Prevention and Prophylaxis
Care in Food and Beverages Consumed During Travel
Food and water transmit the pathogens that cause infectious diarrhea and TD.4,195,206 When diarrhea occurs, however, the exact source cannot be determined. Being careful about what is eaten is recommended and may be helpful in reducing the occurrence of illness,115 but dietary habits usually cannot be rigidly controlled.179 Food in developing countries is often contaminated with fecal coliforms and enteropathogens.206 V. cholerae remains viable for 1 to 3 weeks in food,68 and Salmonella can survive 2 to 14 days in water or in the environment in a desiccated state.

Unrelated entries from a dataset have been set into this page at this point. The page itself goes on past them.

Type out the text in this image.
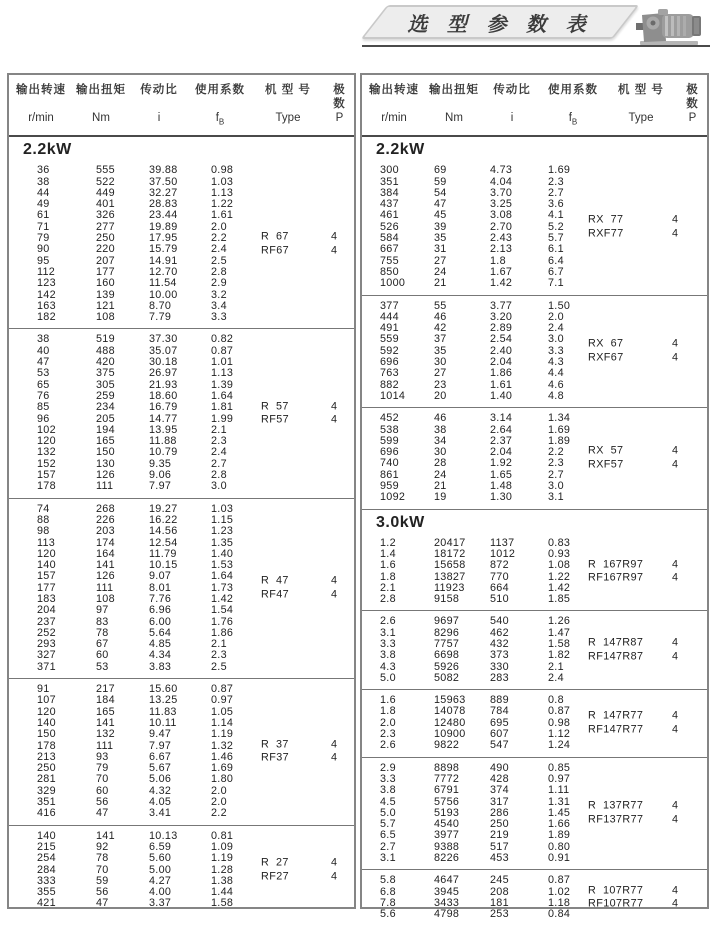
选 型 参 数 表
输出转速 输出扭矩	传动比	使用系数	机 型 号	极 数
r/min	Nm	i	$f_B$	Type	P
2.2kW
36	555	39.88	0.98
38	522	37.50	1.03
44	449	32.27	1.13
49	401	28.83	1.22
61	326	23.44	1.61
71	277	19.89	2.0
79	250	17.95	2.2
90	220	15.79	2.4
95	207	14.91	2.5
112	177	12.70	2.8
123	160	11.54	2.9
142	139	10.00	3.2
163	121	8.70	3.4
182	108	7.79	3.3
R  67
RF67
4
4
38	519	37.30	0.82
40	488	35.07	0.87
47	420	30.18	1.01
53	375	26.97	1.13
65	305	21.93	1.39
76	259	18.60	1.64
85	234	16.79	1.81
96	205	14.77	1.99
102	194	13.95	2.1
120	165	11.88	2.3
132	150	10.79	2.4
152	130	9.35	2.7
157	126	9.06	2.8
178	111	7.97	3.0
R  57
RF57
4
4
74	268	19.27	1.03
88	226	16.22	1.15
98	203	14.56	1.23
113	174	12.54	1.35
120	164	11.79	1.40
140	141	10.15	1.53
157	126	9.07	1.64
177	111	8.01	1.73
183	108	7.76	1.42
204	97	6.96	1.54
237	83	6.00	1.76
252	78	5.64	1.86
293	67	4.85	2.1
327	60	4.34	2.3
371	53	3.83	2.5
R  47
RF47
4
4
91	217	15.60	0.87
107	184	13.25	0.97
120	165	11.83	1.05
140	141	10.11	1.14
150	132	9.47	1.19
178	111	7.97	1.32
213	93	6.67	1.46
250	79	5.67	1.69
281	70	5.06	1.80
329	60	4.32	2.0
351	56	4.05	2.0
416	47	3.41	2.2
R  37
RF37
4
4
140	141	10.13	0.81
215	92	6.59	1.09
254	78	5.60	1.19
284	70	5.00	1.28
333	59	4.27	1.38
355	56	4.00	1.44
421	47	3.37	1.58
R  27
RF27
4
4
输出转速 输出扭矩	传动比	使用系数	机 型 号	极 数
r/min	Nm	i	$f_B$	Type	P
2.2kW
300	69	4.73	1.69
351	59	4.04	2.3
384	54	3.70	2.7
437	47	3.25	3.6
461	45	3.08	4.1
526	39	2.70	5.2
584	35	2.43	5.7
667	31	2.13	6.1
755	27	1.8	6.4
850	24	1.67	6.7
1000	21	1.42	7.1
RX  77
RXF77
4
4
377	55	3.77	1.50
444	46	3.20	2.0
491	42	2.89	2.4
559	37	2.54	3.0
592	35	2.40	3.3
696	30	2.04	4.3
763	27	1.86	4.4
882	23	1.61	4.6
1014	20	1.40	4.8
RX  67
RXF67
4
4
452	46	3.14	1.34
538	38	2.64	1.69
599	34	2.37	1.89
696	30	2.04	2.2
740	28	1.92	2.3
861	24	1.65	2.7
959	21	1.48	3.0
1092	19	1.30	3.1
RX  57
RXF57
4
4
3.0kW
1.2	20417	1137	0.83
1.4	18172	1012	0.93
1.6	15658	872	1.08
1.8	13827	770	1.22
2.1	11923	664	1.42
2.8	9158	510	1.85
R  167R97
RF167R97
4
4
2.6	9697	540	1.26
3.1	8296	462	1.47
3.3	7757	432	1.58
3.8	6698	373	1.82
4.3	5926	330	2.1
5.0	5082	283	2.4
R  147R87
RF147R87
4
4
1.6	15963	889	0.8
1.8	14078	784	0.87
2.0	12480	695	0.98
2.3	10900	607	1.12
2.6	9822	547	1.24
R  147R77
RF147R77
4
4
2.9	8898	490	0.85
3.3	7772	428	0.97
3.8	6791	374	1.11
4.5	5756	317	1.31
5.0	5193	286	1.45
5.7	4540	250	1.66
6.5	3977	219	1.89
2.7	9388	517	0.80
3.1	8226	453	0.91
R  137R77
RF137R77
4
4
5.8	4647	245	0.87
6.8	3945	208	1.02
7.8	3433	181	1.18
5.6	4798	253	0.84
R  107R77
RF107R77
4
4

Risk of illness is lowest when most of the meals are self-prepared and eaten in a private home, intermediate when food is consumed at public restaurants, and highest when food is obtained from street vendors.16 The following standard dietary recommendations for prevention are based more on known potential vehicles for transmission of illness than on strong evidence.
Chemoprophylaxis
Chemoprophylaxis with antibiotics was shown in the 1950s and 1960s to effectively prevent TD among international travelers.111 This was the first evidence that bacterial pathogens were the most important causes of TD. Preventive antibiotics are generally recommended to be used for trips of 2 weeks or less and will require a prescription from a physician (Table 68-9). Because of safety and efficacy, rifaximin is the optimal drug when prophylaxis is employed: the dose is one 200 mg tablet twice a day with major daily meals for trips up to 2 weeks in length. Another effective dosage formulation of rifaximin is a 550 mg tablet taken once for breakfast each day of the trip to high-risk regions. The medication should be started the day of arrival to a high-risk region and can be stopped once leaving the area. Most wilderness travelers taking their own food or preparing their own food are not at high enough risk for TD to justify chemoprophylaxis with antibiotics.